東京科学大学の磯部 敏宏准教授らの研究チームは、パーフルオロアルキル化合物およびポリフルオロアルキル化合物(PFAS)を環境基準以下まで除去できるシステムの開発に成功した。
PFASは界面活性剤、半導体用反射防止剤、撥水剤、ポリマー加工助剤など、商業・工業用製品に広く使用されてきた。しかし、自然環境で分解しにくく残留性が高い。人体の健康や生態系への影響も懸念され国内外で製造・使用等が規制されつつある。現在PFAS除去法の開発が進められているが問題もあり、活性炭による吸着除去は活性炭からPFASが環境中へ溶出する二次災害が報告され、膜分離法はランニングコストが高い。
研究グループは膜蒸留法に着目。熱や塩害に強いと言われるカーボン製の膜蒸留用分離膜(カーボン膜)の開発に取り組んだ。開発したカーボン膜は、多孔性、撥水性を兼ね備え、高い耐熱性を持ち、膜蒸留に好適な分離膜と判明。このカーボン膜に擬似汚染水を接触させ、約80℃で加熱したところ、蒸発した水の膜透過を確認できた。

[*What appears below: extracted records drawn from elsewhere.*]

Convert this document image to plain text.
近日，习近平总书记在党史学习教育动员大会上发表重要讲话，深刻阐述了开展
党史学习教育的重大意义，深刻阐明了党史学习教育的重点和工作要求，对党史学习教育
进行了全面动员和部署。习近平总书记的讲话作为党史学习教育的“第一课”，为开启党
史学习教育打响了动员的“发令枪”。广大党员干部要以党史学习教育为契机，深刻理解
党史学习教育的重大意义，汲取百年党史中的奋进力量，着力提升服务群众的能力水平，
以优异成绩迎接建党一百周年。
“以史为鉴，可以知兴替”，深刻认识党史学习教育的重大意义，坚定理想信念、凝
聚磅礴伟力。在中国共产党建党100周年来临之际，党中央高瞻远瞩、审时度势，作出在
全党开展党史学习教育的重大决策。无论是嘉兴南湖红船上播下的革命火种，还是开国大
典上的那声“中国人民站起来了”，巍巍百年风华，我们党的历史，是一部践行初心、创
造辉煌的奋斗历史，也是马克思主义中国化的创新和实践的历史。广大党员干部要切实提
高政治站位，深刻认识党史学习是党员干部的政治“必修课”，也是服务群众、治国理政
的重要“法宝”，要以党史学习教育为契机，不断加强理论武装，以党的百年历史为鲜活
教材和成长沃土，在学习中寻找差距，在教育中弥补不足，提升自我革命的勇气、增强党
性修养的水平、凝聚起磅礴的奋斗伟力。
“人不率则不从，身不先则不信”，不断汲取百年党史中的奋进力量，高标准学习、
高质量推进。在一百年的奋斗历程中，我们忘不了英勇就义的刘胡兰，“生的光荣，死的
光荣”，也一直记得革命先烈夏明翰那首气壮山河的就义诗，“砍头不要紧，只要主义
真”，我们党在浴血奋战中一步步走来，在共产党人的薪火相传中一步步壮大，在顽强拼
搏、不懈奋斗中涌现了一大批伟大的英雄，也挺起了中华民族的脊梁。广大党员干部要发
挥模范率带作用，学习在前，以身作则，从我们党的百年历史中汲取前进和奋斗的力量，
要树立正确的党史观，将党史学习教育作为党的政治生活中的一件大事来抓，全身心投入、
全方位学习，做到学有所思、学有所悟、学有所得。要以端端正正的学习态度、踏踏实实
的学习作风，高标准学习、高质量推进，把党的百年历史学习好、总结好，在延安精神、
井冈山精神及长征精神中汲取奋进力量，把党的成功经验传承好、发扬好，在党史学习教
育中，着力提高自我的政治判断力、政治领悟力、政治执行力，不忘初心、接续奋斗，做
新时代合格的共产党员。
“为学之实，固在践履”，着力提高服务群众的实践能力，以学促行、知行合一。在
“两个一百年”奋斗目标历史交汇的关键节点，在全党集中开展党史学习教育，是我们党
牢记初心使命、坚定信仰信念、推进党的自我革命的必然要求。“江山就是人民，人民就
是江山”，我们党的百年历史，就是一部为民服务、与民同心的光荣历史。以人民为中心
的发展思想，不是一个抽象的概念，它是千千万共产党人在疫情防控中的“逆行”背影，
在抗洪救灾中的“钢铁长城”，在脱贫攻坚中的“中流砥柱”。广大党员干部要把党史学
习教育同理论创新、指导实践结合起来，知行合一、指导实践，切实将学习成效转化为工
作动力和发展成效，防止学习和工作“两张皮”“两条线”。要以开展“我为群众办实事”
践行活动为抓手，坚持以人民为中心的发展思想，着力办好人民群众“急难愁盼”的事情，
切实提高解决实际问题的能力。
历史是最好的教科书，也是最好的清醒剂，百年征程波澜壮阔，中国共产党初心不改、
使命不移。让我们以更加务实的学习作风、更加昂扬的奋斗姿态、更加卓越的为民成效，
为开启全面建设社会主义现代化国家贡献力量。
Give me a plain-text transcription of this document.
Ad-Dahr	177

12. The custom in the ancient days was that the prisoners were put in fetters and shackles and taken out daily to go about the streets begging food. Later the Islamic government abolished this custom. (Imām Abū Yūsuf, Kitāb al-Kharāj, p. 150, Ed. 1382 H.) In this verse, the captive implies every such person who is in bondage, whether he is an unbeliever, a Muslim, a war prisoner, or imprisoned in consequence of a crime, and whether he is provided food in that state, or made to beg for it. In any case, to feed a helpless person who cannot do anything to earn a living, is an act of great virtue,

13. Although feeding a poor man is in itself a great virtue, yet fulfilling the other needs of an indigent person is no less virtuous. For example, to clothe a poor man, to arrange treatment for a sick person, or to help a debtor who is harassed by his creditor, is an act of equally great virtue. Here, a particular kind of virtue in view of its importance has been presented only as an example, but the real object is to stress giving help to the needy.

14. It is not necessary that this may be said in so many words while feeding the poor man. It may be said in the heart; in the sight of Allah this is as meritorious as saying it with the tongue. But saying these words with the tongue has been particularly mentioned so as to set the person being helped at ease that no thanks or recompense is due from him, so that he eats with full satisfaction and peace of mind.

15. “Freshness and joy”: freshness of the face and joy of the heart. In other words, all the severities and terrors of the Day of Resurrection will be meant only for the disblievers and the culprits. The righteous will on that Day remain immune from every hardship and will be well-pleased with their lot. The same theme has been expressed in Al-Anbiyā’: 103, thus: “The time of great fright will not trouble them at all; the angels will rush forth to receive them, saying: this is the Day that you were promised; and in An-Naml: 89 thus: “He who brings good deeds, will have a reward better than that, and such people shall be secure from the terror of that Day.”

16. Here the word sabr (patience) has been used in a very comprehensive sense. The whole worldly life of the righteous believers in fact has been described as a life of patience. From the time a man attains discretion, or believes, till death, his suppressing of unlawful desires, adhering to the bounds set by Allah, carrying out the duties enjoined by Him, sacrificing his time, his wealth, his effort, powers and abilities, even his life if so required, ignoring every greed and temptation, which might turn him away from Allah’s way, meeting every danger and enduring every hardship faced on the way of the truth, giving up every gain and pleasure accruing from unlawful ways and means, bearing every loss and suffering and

分析では、水質管理目標値(50ng/L)やアメリカ環境基準(4ng/L)を下回る測定限界(約3ng/L)以下まで浄化することに成功。また、カーボン膜の作製条件により、細孔径の制御が可能で、細孔径と単位時間あたりの処理量に相関を認めた。今回はグルコース原料のカーボン膜を用いたが、市販の食用砂糖でもカーボン膜の作製が可能だ。
今後は、実際の土壌中汚染水の浄化に取り組み、単位時間あたりの水処理量増加技術を開発する予定という。将来的には太陽光を利用した加熱方式に切り替え、ヒーターや真空ポンプを使用しない完全な電力フリーのシステムへ展開を目指すとしている。